30 Jahre Eigenständigkeit der Gemeinde Oberloisdorf
Die Gemeinde Oberloisdorf im Bezirk Oberpullendorf feiert in diesem Jahr 30 Jahre Eigenständigkeit. Das ist ein ganz besonderer Anlass für die rund 798 Einwohner (Stand 1. Jänner 2025), die seit der Trennung von Mannersdorf an der Rabnitz im Jahr 1996 nun stolz ihre eigene Identität leben. Eine Volksbefragung am 11. September 1994 brachte eine klare Mehrheit von 402 Stimmen für „Ja“ und nur 89 für „Nein“ – ein deutliches Zeichen, wie sehr die Menschen in der Region die Trennung wünschten.
Waldreiche Hügel und sanfte Felder prägen die Landschaft von Oberloisdorf, das im malerischen Rabnitztal liegt. Diese geografische Lage sorgt nicht nur für eine schöne Aussicht, sondern hat auch die lokale Identität der Gemeinde seit der Trennung weiter gestärkt. Und wenn man durch die Straßen schlendert, kann man die Historie förmlich spüren: Vor Christi Geburt gehörte das Gebiet zum keltischen Königreich Noricum und später zur römischen Provinz Pannonia. Die Ungarische Magyarisierungspolitik brachte den ungarischen Ortsnamen „Felsőlászló“, der seit 1898 verwendet wird. Nach dem Ersten Weltkrieg wurde die Region 1919 Österreich zugesprochen und ist seit 1921 Teil des Bundeslandes Burgenland.
Ein Blick in die Vergangenheit und Gegenwart
Die Einwohnerzahlen von Oberloisdorf haben im Laufe der Jahre einige Schwankungen durchlebt. Im Jahr 1869 lebten hier 785 Menschen, und auch in den folgenden Jahrzehnten war die Bevölkerung zeitweise höher. Doch in den letzten Jahrzehnten hat sich die Zahl stabilisiert, was sicherlich auch mit den landwirtschaftlichen Veränderungen zusammenhängt. Der Rückgang der landwirtschaftlichen Betriebe von 32 im Jahr 1999 auf nur noch 19 im Jahr 2010 spricht hier eine klare Sprache.

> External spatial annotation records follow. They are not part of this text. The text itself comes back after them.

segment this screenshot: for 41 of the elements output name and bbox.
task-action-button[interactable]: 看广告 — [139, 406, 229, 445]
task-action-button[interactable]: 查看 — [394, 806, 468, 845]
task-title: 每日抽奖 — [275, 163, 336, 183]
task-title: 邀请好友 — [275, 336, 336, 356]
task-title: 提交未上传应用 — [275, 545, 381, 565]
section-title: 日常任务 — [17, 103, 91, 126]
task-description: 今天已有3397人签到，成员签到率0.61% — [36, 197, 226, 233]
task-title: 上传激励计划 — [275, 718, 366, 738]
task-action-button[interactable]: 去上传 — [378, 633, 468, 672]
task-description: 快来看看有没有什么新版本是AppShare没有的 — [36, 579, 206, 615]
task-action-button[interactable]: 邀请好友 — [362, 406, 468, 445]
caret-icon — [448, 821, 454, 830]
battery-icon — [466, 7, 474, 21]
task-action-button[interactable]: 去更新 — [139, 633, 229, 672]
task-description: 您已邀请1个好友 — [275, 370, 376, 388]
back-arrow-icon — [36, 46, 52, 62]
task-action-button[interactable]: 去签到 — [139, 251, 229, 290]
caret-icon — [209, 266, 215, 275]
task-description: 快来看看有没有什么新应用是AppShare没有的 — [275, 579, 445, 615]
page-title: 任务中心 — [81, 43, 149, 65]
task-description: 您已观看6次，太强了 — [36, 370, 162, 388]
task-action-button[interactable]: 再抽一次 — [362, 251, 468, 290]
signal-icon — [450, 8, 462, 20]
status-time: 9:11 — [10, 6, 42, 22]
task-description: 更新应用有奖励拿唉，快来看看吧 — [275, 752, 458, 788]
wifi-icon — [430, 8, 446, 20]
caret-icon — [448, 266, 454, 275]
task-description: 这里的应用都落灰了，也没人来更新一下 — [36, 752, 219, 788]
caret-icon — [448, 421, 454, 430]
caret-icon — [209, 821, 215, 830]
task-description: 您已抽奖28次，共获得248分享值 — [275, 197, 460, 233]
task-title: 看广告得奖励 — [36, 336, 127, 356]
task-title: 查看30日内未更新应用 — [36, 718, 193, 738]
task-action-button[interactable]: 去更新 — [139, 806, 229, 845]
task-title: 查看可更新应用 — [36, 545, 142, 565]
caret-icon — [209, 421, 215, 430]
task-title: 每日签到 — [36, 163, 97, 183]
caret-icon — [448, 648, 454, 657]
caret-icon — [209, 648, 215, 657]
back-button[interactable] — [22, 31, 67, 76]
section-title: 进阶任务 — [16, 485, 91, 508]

Die Gemeinde hat sich jedoch nicht nur in ihrer Einwohnerzahl verändert. Bei der Gemeinderatswahl 2022 zeigte die SPÖ mit 53,99% und 8 Sitzen eine klare Dominanz, während die ÖVP mit 46,01% und 7 Sitzen knapp dahinter lag. Bürgermeisterin Doris Birner (ÖVP) und ihr Vizebürgermeister Andreas Krutzler führen die Geschicke der Gemeinde und haben sicherlich einige Ideen, wie man die lokale Gemeinschaft weiter stärken kann.
Verkehrsanbindung und wirtschaftliche Entwicklung
Oberloisdorf ist gut erreichbar: Die Burgenland Schnellstraße verläuft durch den Südosten der Gemeinde und verbindet die Region mit Oberpullendorf, Mattersburg und sogar Wien. Früher endete die Burgenlandbahn hier, aber seit Dezember 2013 ist der Betrieb eingestellt und nur noch der Güterverkehr bleibt. Das ist ein bisschen schade, denn die Bahn hätte sicherlich ein charmantes Verkehrsmittel für die Bevölkerung sein können.
Das Wappen von Oberloisdorf ist ein schönes Symbol der Gemeinde. Es zeigt einen roten Schild mit goldener Spitze und einem roten Mühlrad, umgeben von Laubbäumen – ein Bild, das die lokale Natur und Geschichte widerspiegelt. Die gemeindlichen Farben Rot und Gold sind zudem nicht nur im Wappen, sondern auch im Alltag präsent.
Die Geschichte von Oberloisdorf ist also nicht nur eine Chronik von Zahlen und Daten, sondern auch eine Erzählung von Menschen, die stolz auf ihre Herkunft sind und gemeinsam an einer Zukunft arbeiten. Die lokale Identität ist stark und die Feierlichkeiten zum 30-jährigen Bestehen der Eigenständigkeit werden sicherlich ein großes Fest der Gemeinschaft. Wenn man durch die Straßen läuft, sieht man die Traditionen und den Stolz der Menschen, die hier leben. Sie haben eine Geschichte, die von Zusammenhalt und Veränderung geprägt ist.